III




Não sou um anjo. Apesar de ter o nome de um estou longe de ser um deles. Tampouco sou um demônio. Essas “coisas”, demônios e anjos, para mim não existem, são como fadas e duendes. Poderia contar aqui páginas e páginas da minha triste história para vocês, mas prefiro relatar algo mais, digamos, excitante. Tentarei ser breve então: um dia meu mundo caiu. Após cinco anos de um relacionamento, do qual eu era completamente fiel e apaixonado me descobri soropositivo. Até aí nenhuma novidade. Mas eu não sei se o que doeu mais foi essa descoberta ou saber que era descaradamente traído. Creio que foi a segunda hipótese. A primeira pouco me importava. De um dia pro outro minha vida virou de cabeça pra baixo, o homem que eu amava , amo, me deixou covardemente sem qualquer explicação. Simplesmente pegou suas coisas, jogou a chave na mesa de jantar e saiu. Me vi completamente perdido, olhava para as paredes do meu apartamento e aquilo para mim era completamente estranho,minha própria casa não fazia mais sentido para mim, minha cama ficava a cada noite maior e mais vazia, nada mais tinha o mesmo valor. Um enorme vazio começou a brotar no meu peito e isso doía muito. Muito mesmo. Me afastei das pessoas. Me afastei de tudo, só queria ficar sozinho, na verdade eu nem sabia direito o que eu queria. Eu queria ele de volta pra mim. Mas ele se foi. Passava noites e noites olhando para a porta na esperança dele entrar. Um dia adormeci olhando para ela e dormi por horas, dias...nem sei.
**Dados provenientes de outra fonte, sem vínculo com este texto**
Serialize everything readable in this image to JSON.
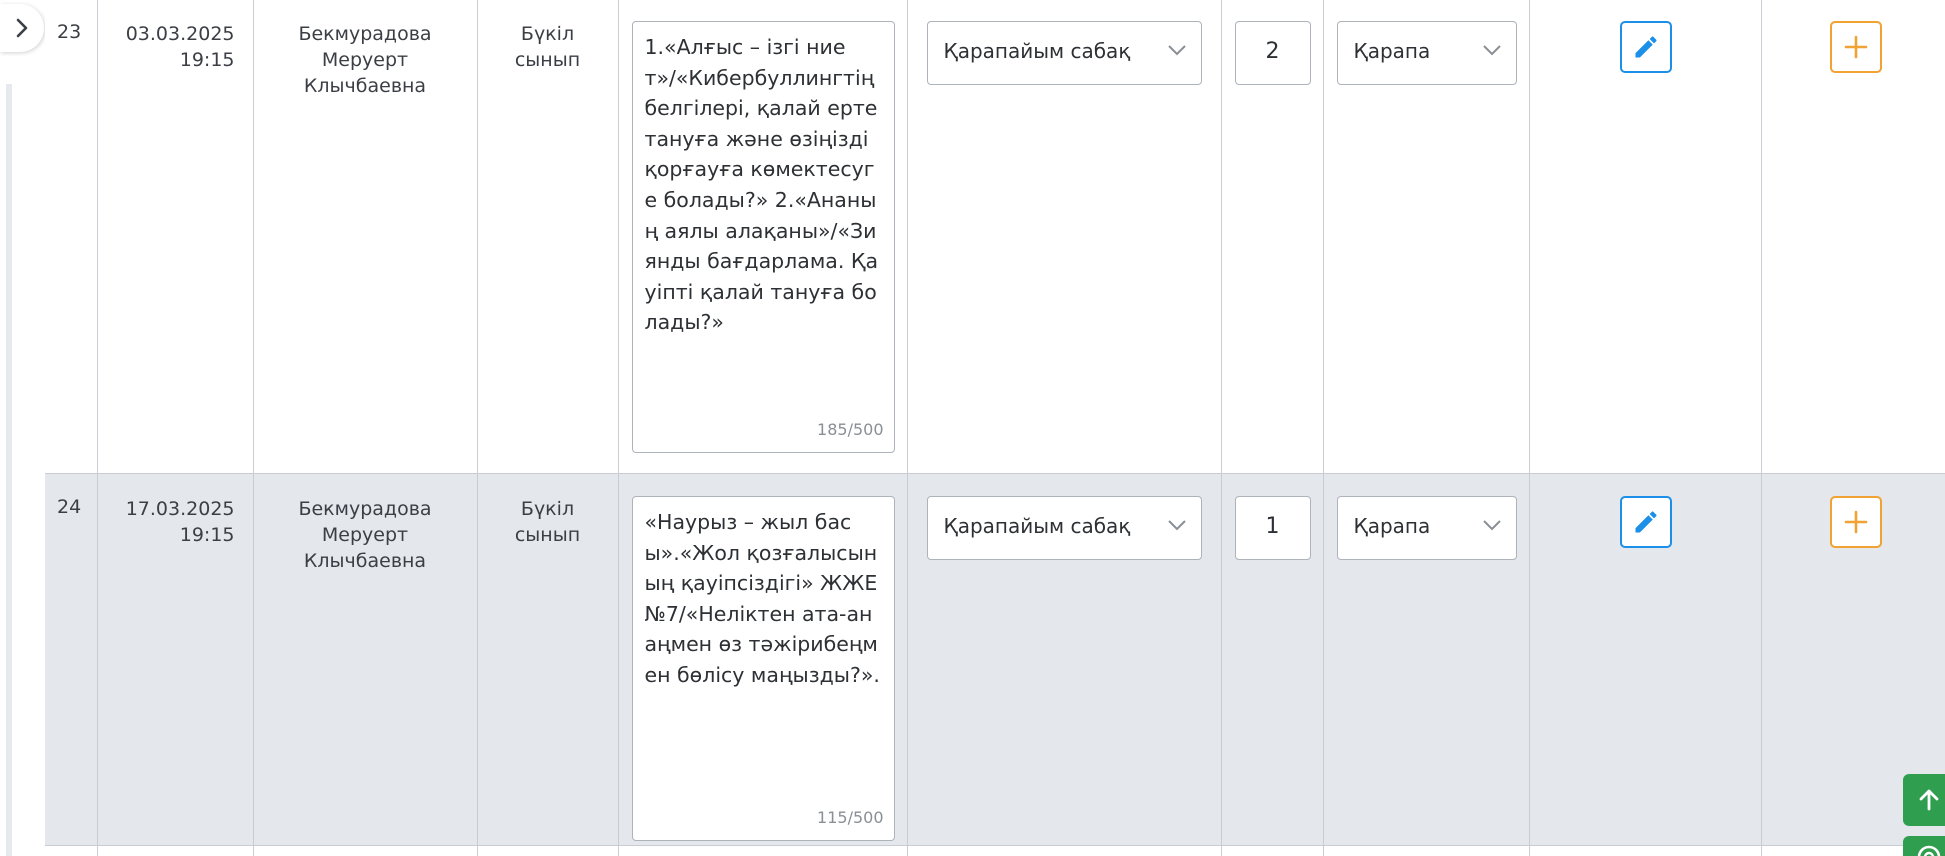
{
  "rows": [
    {
      "number": "23",
      "date": "03.03.2025",
      "time": "19:15",
      "teacher_line1": "Бекмурадова",
      "teacher_line2": "Меруерт",
      "teacher_line3": "Клычбаевна",
      "group_line1": "Бүкіл",
      "group_line2": "сынып",
      "topic": "1.«Алғыс – ізгі ниет»/«Кибербуллингтің белгілері, қалай ерте тануға және өзіңізді қорғауға көмектесуге болады?» 2.«Ананың аялы алақаны»/«Зиянды бағдарлама. Қауіпті қалай тануға болады?»",
      "topic_counter": "185/500",
      "lesson_type": "Қарапайым сабақ",
      "hours": "2",
      "type2": "Қарапа"
    },
    {
      "number": "24",
      "date": "17.03.2025",
      "time": "19:15",
      "teacher_line1": "Бекмурадова",
      "teacher_line2": "Меруерт",
      "teacher_line3": "Клычбаевна",
      "group_line1": "Бүкіл",
      "group_line2": "сынып",
      "topic": "«Наурыз – жыл басы».«Жол қозғалысының қауіпсіздігі» ЖЖЕ №7/«Неліктен ата-анаңмен өз тәжірибеңмен бөлісу маңызды?».",
      "topic_counter": "115/500",
      "lesson_type": "Қарапайым сабақ",
      "hours": "1",
      "type2": "Қарапа"
    }
  ],
  "icons": {
    "sidebar_toggle": "chevron-right-icon",
    "edit": "pencil-icon",
    "add": "plus-icon",
    "scroll_top": "arrow-up-icon",
    "help": "help-icon",
    "dropdown": "chevron-down-icon"
  },
  "colors": {
    "edit_accent": "#1c8fe8",
    "add_accent": "#f0a233",
    "scroll_button": "#2f9e4f",
    "alt_row_bg": "#e4e7ec"
  }
}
Acordei de sobressalto  com vozes ao meu redor, várias vozes estranhas sussurrando na minha cabeça. Fui até o banheiro e quase não me reconheci no espelho. Minha ficha começou a cair e entrei em desespero. Não estava acreditando que aquilo tudo era verdade, que ele realmente tinha ido embora e me deixado sozinho. Uma raiva enorme começou a brotar dentro de mim e comecei a dar socos no espelho, nas paredes, no box e só parei quando estava completamente exausto e sem forças então comecei a chorar.
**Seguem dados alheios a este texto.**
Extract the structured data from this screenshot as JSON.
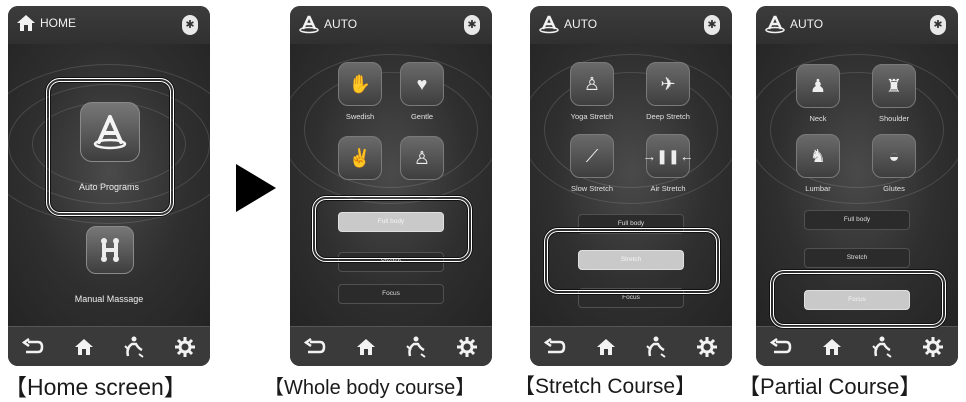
{
  "screens": {
    "home": {
      "title": "HOME",
      "auto_label": "Auto Programs",
      "manual_label": "Manual Massage",
      "caption": "【Home screen】"
    },
    "whole": {
      "title": "AUTO",
      "tiles": [
        "Swedish",
        "Gentle",
        "",
        ""
      ],
      "courses": [
        "Full body",
        "Stretch",
        "Focus"
      ],
      "caption": "【Whole body course】"
    },
    "stretch": {
      "title": "AUTO",
      "tiles": [
        "Yoga Stretch",
        "Deep Stretch",
        "Slow Stretch",
        "Air Stretch"
      ],
      "courses": [
        "Full body",
        "Stretch",
        "Focus"
      ],
      "caption": "【Stretch Course】"
    },
    "partial": {
      "title": "AUTO",
      "tiles": [
        "Neck",
        "Shoulder",
        "Lumbar",
        "Glutes"
      ],
      "courses": [
        "Full body",
        "Stretch",
        "Focus"
      ],
      "caption": "【Partial Course】"
    }
  },
  "icons": {
    "bluetooth": "bluetooth-icon",
    "back": "back-icon",
    "home": "home-icon",
    "massage": "massage-icon",
    "settings": "gear-icon"
  },
  "colors": {
    "screen_bg": "#2f2f2f",
    "selected_button": "#c9c9c9",
    "highlight": "#ffffff"
  }
}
Precisava de uma bebida. Minhas mãos estavam trêmulas e cheias de sangue, mal conseguia segurar a garrafa, derrubei alguns copos e uma fruteira que havia em cima da mesa, dentro dela alguns papéis e  um terço de prata: era dele. A  partir daquele momento decidi que  iria procurá-lo onde quer que ele estivesse e cobrar dele uma explicação por ter me abandonado daquela maneira. Foi então que comecei minha procura. Parques, saunas, becos, boates; locais que ele provavelmente freqüentava enquanto eu ficava em casa à sua espera cego de amor. Amor... prometi a mim mesmo que nunca mais sentiria isso por pessoa nenhuma, nem por mim mesmo. 
Não peço que tenham pena de mim, pois eu não teria de vocês.